Martino v. Workers' Compensation Appeal Board

DISSENTING OPINION BY

Senior Judge MIRARGHI.

I respectfully dissent. An employer does not have a subrogation interest in a spouse’s recovery for loss of consortium. Darr Construction Co. v. Workmen’s Compensation Appeal Board, 552 Pa. 400, 715 A.2d 1075 (1998). How then can we condone through our administrative and judicial processes the employer’s unlawful seizure of property of a party who is not related to the employer-employee relationship?

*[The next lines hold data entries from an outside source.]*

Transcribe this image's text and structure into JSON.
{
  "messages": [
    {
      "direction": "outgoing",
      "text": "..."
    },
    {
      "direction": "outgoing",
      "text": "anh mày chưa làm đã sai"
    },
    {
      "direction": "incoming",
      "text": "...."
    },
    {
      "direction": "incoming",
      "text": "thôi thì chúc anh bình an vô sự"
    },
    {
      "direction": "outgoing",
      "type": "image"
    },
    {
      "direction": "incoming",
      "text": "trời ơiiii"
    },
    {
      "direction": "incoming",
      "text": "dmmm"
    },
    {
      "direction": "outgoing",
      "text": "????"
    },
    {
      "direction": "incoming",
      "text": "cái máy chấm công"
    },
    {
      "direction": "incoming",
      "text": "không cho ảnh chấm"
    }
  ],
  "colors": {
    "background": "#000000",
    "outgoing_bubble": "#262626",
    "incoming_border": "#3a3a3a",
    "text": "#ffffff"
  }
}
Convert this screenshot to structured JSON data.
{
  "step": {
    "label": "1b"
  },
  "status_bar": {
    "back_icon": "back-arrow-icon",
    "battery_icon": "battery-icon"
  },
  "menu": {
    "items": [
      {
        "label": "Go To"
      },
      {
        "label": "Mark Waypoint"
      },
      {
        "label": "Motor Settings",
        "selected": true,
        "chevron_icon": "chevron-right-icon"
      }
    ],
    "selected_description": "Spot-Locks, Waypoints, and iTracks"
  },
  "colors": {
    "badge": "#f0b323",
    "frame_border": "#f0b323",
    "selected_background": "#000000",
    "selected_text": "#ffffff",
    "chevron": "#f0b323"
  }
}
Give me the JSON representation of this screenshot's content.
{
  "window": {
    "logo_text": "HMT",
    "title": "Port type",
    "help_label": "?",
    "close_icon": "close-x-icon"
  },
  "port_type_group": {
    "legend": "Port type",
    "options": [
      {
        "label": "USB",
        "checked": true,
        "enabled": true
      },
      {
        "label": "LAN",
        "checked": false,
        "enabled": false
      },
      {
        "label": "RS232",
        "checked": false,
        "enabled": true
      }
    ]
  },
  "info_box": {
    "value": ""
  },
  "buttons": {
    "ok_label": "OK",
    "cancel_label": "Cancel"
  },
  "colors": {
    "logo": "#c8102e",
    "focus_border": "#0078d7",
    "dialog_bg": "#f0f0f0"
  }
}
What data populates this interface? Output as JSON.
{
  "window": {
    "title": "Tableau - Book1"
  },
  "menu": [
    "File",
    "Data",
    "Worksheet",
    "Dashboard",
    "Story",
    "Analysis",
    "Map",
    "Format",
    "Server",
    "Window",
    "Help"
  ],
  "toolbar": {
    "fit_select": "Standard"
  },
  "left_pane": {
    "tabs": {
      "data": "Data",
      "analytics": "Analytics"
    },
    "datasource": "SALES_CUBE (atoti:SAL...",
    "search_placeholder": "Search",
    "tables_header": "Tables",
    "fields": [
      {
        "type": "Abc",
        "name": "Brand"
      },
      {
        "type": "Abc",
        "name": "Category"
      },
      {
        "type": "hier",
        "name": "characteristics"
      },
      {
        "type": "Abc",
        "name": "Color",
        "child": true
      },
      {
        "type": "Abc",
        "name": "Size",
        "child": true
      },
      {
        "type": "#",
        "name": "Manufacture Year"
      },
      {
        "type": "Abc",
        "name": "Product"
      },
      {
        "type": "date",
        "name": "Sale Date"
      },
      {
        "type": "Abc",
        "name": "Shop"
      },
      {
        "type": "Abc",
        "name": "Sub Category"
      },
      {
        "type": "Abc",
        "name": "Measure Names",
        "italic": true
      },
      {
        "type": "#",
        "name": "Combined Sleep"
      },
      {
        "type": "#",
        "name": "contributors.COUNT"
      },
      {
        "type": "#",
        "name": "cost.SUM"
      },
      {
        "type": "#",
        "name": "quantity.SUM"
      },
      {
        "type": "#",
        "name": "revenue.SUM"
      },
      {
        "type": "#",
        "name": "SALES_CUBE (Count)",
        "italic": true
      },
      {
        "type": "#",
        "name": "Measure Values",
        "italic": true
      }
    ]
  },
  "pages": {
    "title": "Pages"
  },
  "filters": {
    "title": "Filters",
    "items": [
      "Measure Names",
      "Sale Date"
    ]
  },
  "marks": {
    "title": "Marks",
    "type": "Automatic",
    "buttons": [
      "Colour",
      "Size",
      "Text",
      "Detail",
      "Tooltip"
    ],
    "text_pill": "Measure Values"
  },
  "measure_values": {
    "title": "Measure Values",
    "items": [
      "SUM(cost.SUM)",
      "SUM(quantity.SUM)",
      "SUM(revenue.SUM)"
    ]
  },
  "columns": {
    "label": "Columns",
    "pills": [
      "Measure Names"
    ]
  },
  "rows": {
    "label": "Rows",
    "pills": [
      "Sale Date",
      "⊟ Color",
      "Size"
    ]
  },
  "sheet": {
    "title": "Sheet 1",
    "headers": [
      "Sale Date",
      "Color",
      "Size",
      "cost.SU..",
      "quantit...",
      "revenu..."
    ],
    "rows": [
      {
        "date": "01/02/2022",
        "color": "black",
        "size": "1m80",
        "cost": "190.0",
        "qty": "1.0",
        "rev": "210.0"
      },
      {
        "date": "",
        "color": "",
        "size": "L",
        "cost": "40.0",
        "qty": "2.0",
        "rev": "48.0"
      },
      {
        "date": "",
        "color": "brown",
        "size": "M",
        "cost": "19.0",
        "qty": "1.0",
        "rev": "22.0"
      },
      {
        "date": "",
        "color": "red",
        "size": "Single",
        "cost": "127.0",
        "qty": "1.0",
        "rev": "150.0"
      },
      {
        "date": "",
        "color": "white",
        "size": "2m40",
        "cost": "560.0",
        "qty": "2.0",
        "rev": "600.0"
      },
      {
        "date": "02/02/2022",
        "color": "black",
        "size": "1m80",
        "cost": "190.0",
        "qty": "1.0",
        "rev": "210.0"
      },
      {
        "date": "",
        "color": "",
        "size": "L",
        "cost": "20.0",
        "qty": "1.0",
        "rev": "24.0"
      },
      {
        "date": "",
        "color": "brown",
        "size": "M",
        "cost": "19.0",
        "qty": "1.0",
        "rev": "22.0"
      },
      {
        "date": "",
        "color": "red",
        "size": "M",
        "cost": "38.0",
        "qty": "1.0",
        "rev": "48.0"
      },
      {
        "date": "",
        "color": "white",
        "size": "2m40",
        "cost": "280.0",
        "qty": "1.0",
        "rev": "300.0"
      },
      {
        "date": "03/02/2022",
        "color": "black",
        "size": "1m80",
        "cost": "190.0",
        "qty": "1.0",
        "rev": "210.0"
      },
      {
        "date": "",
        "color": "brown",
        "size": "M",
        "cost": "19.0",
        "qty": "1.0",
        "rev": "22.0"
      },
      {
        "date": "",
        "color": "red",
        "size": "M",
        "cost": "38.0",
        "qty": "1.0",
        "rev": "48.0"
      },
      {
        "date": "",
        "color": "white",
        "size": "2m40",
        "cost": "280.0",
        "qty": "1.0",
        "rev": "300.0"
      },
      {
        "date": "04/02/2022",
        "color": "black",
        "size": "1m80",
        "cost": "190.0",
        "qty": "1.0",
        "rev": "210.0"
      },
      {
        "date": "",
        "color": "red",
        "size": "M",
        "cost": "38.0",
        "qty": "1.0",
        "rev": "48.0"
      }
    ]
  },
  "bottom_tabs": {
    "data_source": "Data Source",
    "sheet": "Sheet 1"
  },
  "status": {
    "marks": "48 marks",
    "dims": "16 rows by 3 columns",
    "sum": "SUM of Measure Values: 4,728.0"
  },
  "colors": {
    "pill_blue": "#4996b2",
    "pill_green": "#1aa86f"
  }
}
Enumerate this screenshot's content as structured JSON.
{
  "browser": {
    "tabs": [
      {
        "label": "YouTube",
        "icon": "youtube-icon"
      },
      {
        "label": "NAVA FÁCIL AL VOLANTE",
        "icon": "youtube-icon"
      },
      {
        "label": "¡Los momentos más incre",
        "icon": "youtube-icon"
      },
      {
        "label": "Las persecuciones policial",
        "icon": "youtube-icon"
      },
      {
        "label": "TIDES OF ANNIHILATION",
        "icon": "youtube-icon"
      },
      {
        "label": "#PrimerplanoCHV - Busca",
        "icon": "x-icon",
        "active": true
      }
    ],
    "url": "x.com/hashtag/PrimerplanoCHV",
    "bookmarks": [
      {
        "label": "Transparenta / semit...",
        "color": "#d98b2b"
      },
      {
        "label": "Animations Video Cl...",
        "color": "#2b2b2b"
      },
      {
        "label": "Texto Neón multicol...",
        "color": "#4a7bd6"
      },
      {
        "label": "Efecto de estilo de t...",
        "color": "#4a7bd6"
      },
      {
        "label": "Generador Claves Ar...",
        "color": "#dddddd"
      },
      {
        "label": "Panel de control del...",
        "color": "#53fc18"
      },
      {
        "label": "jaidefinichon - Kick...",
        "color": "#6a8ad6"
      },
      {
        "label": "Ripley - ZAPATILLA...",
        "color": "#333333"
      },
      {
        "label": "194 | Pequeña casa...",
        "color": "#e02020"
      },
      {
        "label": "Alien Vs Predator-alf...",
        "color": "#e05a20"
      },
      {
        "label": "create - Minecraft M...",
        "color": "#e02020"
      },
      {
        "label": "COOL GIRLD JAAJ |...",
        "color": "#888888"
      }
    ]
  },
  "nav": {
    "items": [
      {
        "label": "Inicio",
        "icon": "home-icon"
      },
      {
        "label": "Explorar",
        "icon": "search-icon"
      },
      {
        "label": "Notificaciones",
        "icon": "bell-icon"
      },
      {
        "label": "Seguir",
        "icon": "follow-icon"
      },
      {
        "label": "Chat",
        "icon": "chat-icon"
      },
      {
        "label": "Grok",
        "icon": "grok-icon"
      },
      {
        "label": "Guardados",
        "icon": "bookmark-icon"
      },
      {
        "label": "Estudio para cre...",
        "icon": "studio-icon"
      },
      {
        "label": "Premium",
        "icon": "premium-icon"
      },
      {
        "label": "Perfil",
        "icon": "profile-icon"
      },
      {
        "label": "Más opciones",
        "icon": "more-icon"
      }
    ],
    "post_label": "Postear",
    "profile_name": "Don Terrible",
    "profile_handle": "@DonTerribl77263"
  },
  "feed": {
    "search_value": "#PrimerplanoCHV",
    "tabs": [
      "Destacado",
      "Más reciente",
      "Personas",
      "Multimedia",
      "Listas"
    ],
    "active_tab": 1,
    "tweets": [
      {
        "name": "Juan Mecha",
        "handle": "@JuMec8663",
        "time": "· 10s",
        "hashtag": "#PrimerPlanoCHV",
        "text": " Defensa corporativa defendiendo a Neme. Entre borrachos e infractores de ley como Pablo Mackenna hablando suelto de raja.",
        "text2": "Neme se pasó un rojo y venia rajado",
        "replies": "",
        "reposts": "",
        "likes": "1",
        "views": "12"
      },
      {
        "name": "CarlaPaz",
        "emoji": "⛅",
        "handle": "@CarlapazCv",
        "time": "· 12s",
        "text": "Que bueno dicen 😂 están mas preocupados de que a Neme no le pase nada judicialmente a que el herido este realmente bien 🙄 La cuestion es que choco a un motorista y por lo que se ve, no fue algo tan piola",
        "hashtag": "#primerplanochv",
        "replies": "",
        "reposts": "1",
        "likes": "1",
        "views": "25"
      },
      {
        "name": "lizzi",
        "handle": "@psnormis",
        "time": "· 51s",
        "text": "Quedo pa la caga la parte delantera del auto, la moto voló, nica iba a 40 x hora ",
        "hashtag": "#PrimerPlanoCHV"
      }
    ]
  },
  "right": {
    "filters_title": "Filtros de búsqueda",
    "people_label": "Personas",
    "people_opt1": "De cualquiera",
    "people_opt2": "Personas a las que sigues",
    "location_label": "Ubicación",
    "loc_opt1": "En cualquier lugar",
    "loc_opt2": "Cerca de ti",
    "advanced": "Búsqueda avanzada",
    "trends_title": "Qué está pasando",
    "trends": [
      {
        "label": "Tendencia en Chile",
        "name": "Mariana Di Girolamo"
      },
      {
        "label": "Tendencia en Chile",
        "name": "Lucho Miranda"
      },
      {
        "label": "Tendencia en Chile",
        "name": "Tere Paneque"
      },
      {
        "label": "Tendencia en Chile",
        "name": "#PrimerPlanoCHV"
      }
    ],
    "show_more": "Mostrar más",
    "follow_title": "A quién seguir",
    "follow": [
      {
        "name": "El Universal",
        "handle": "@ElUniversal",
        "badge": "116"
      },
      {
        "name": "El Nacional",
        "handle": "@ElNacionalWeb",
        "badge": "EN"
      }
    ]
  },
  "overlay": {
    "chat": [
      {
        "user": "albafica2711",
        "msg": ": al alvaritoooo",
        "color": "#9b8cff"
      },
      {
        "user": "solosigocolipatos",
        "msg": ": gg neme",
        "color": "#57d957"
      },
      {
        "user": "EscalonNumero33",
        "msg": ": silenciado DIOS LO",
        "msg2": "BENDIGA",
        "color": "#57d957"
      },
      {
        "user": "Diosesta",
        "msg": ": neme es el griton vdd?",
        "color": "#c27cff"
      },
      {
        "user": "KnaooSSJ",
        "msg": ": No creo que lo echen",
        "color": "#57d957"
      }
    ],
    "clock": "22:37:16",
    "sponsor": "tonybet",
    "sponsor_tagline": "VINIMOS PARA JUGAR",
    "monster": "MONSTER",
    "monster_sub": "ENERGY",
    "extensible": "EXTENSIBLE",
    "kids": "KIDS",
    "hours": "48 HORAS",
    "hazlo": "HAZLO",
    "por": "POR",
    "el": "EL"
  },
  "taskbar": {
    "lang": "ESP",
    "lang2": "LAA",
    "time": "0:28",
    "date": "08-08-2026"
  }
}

Our case law condones this outrage by placing the onus on the spouse and/or the claimant to essentially establish the employer’s proper subrogation interests. Subrogation, however, is a right that the employer must prove by sufficient evidence. The onus should therefore be on the employer to show the extent of its subrogation rights. The employer may accomplish this by stipulation or agreement with the spouse and/or claimant; by civil declaratory action if necessary; or, as our Supreme Court now suggests, through the workers’ compensation proceedings themselves.

In Thompson v. Workers’ Compensation Appeal Board (USF & G Co.), 566 Pa. 420, 781 A.2d 1146 (2001), the Supreme Court appears to have abrogated its previous *949position that the workers’ compensation authorities lack the authority to determine the proper extent of an employer’s subro-gation interest against a civil settlement or award that includes a spouse’s loss of consortium claim. In Thompson, the Supreme Court remanded the matter to this Court to determine whether a $300,000 settlement that was structured to “obviously ... defeat the employer’s subrogation right,” by assigning $200,000 to the claimant’s pain and suffering and $100,000 to the spouse’s consortium claim, was nevertheless subject to the employer’s subro-gation right. Id. at 424, 781 A.2d at 1149. On remand, we held that we did not have to address any argument regarding the consortium claim as the employer had paid only $105,744.63 in compensation, and therefore subrogation could be met from the claimant’s settlement alone. We further held that the claimant’s settlement amount was fully subject to subrogation even though it was described as compensating the claimant’s pain and suffering only. We therefore affirmed the Board’s order awarding subrogation against the civil recovery of the claimant and vacated the Board’s order awarding subrogation against the civil recovery of the spouse. Thompson v. Workers’ Compensation Appeal Board (USF & G Co.), 801 A.2d 635 (Pa.Cmwlth.2002).

We thus must ask the obvious questions: are workers’ compensation proceedings available to determine whether the employer’s subrogation rights are threatened or damaged by the nature of a settlement that may be designed to thwart those rights, but are unavailable to protect the legitimate property interests of an innocent third party when the employer attempts, through legal process, to unjustifiably seize that property and convert it? Are the workers’ compensation proceedings available to allow the_ employer to attack a settlement made by a third party for loss of consortium based on an allegation that this settlement is an abusive attempt to thwart the employer’s subrogation rights, yet are unavailable for, in the first instance, the establishment of the limited extent of those subrogation rights? Is not the issue in both proceedings the proper amount due under the loss of consortium claim?

The majority’s opinion supports an employer’s unlawful conversion of property belonging to a third party. This we should not countenance. Accordingly, I would reverse the order of the Board.